About that stock panic


IMAGE/Duck Duck Go

Stock markets have stabilized, at least for now, after a few days of what the press likes to call “turmoil.” What does it all mean?

There’s no doubt that stocks have been due for a comeuppance for some time: they’re very expensive. Since stocks represent claims on corporate profits, present and future, the conventional way to value them is by measuring their price against those underlying profits (or “earnings” in Wall Street lingo, since to the owning class, profits from capital are just like wages for labor: as they like to say, they put their money to work). Ideally they’d be measured against future profits, but no one knows what they are, so the next-best thing to do is measure them against past profits.

The standard measure for that is the price/earnings (PE) ratio—the price of a stock (or a stock market index) divided by corporate profits per share (or total profits of the stocks in the index). Since the late 19th century, the PE ratio for the broad stock market has averaged 16; since 1950, it’s averaged 18. It’s now 27. But PE’s can be volatile. To adjust for that, Yale economist Robert Shiller invented a longer-term measure, which adjusts profits for inflation and measures current prices against their ten-year trailing average. The century-plus average is 17; since 1950, it’s 19. It’s now 33. As the graph below shows, Shiller’s PE is higher today than it was at any point in a history that begins in 1881 except for the climax of the late-1990s bubble. It was lower in 1929 than it is today.
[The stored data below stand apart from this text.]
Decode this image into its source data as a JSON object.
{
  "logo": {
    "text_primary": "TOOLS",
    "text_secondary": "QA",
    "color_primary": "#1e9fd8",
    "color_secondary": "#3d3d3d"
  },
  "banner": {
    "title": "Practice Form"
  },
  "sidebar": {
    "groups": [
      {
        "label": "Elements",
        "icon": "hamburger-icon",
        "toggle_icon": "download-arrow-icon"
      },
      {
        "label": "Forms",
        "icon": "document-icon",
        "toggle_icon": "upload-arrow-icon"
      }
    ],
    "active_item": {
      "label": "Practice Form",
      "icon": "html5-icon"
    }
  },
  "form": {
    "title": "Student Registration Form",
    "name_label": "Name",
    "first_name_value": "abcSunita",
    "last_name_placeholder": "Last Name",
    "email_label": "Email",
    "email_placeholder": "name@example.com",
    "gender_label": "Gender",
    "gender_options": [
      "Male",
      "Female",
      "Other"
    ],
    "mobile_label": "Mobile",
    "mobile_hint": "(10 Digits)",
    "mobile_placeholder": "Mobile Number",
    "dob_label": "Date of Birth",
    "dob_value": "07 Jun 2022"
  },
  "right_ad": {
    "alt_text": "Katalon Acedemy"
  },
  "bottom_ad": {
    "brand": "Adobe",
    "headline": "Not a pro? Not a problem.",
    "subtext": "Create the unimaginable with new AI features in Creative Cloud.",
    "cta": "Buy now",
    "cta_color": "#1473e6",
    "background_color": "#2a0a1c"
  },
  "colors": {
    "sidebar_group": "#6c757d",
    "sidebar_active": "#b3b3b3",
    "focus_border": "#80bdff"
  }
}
Another valuation technique is comparing the value of all stocks outstanding to GDP. That is now only a hair below its 2000 peak (see graph below).

And what about profits? Profits recovered far more quickly and dramatically than wages after the end of the Great Recession. In the first three years after that miserable event came to a formal close (2009–2012), corporate profits after taxes rose 55%. Meanwhile what corporations paid their employees rose just 12%. Stocks became quite rationally exuberant, celebrating the rise in profits and its likely continuation. Over those three years, stocks (measured by the S&P 500) rose 85%, taking them close to where they were before the financial crisis hit. The momentum in profit growth slowed (and that in wages and salaries picked up), but that didn’t stop stocks from rising further, surpassing the 2007 high in 2013, and then adding another 56% through the election of Trump. All that despite the fact that, as the graph below shows, corporate profitability peaked between 2012 and 2014 and has been edging down since.